The bathroom, with its striped timber slat ceiling, casts rhythmic shadow patterns across plaster walls and tiled floor. Light filters through the gaps between slats, creating a quality of illumination that shifts with the sun's angle throughout the day. It is a small space, treated with the same material intelligence as the rest of the house. Nothing is incidental.
Plans and Drawings






The site plan reveals the house's relationship to topographic contours and surrounding tree cover, confirming that the building was placed with minimal site disturbance. The ground floor plan shows the open living, kitchen, and covered deck wrapping around the A-frame volume, while the attic plan illustrates how the upper bedroom is carved from the steep roof geometry. The section drawings are the most revealing: the triangular profile stacks two levels on sloping terrain, with the stilted base clearly legible beneath.
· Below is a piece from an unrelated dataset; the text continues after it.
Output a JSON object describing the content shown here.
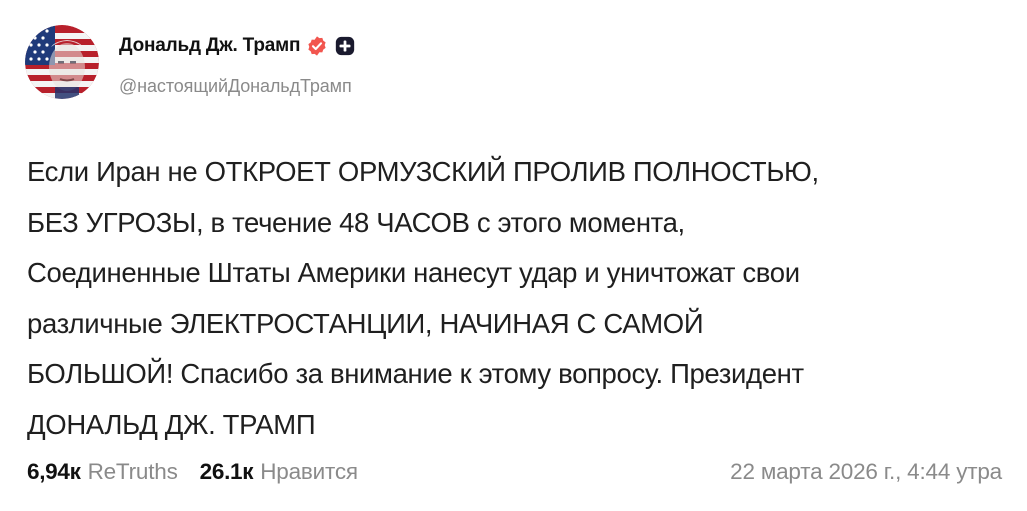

The axonometric detail of the subfloor ventilation system is a rare piece of documentation. It illustrates the timber beams and floor joists that create the air gap beneath the slatted floors, making the passive cooling strategy legible as an engineered system rather than a vague intention. Combined with water recycling and composting systems, the house operates as a self-conscious exercise in sustainable, passive design, one that does not rely on imported technology but on the intelligence of the assembly itself.
Why This Project Matters
RL House is a small building with a sharp argument. It proposes that post-disaster reconstruction in seismically active, tropical regions should look to timber, prefabrication, and passive climate strategies rather than defaulting to reinforced concrete. The 2018 Lombok earthquake provided the evidence; Wiyoga Nurdiansyah provided the synthesis. The A-frame is not a novelty here. It is a structural diagram made habitable, every angle and gap tuned to earthquake resistance, monsoon drainage, and natural ventilation.
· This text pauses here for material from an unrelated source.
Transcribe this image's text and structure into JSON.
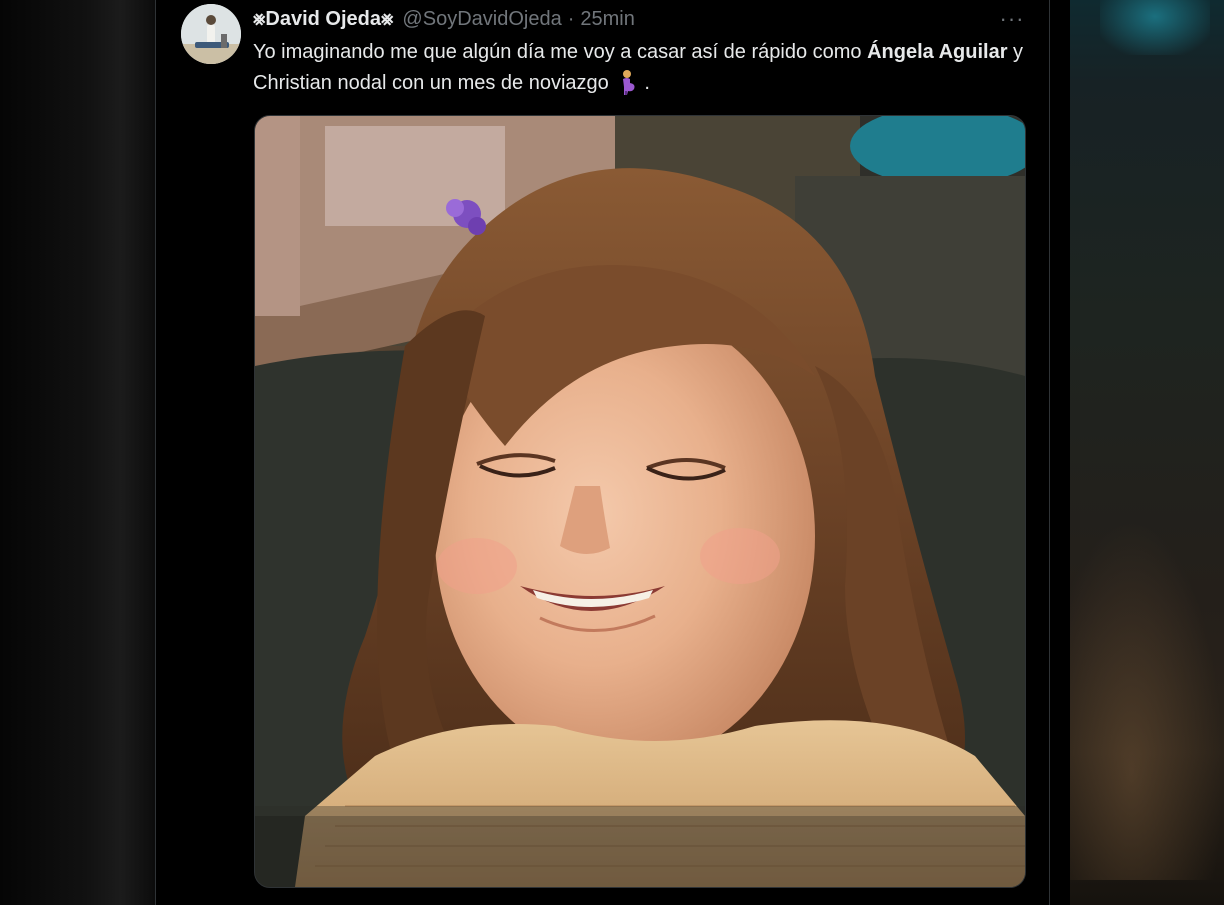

In a global context where architects frequently invoke resilience and sustainability as abstract principles, RL House is specific. It names the threat. It identifies the material that survived. It builds accordingly. The result is a 120 m² house in the jungle that feels inevitable rather than designed, which is, of course, the hardest thing to design.
RL House by Wiyoga Nurdiansyah, Sandubaya, Lombok, Indonesia. 120 m², completed 2019. Photography by Muhammad.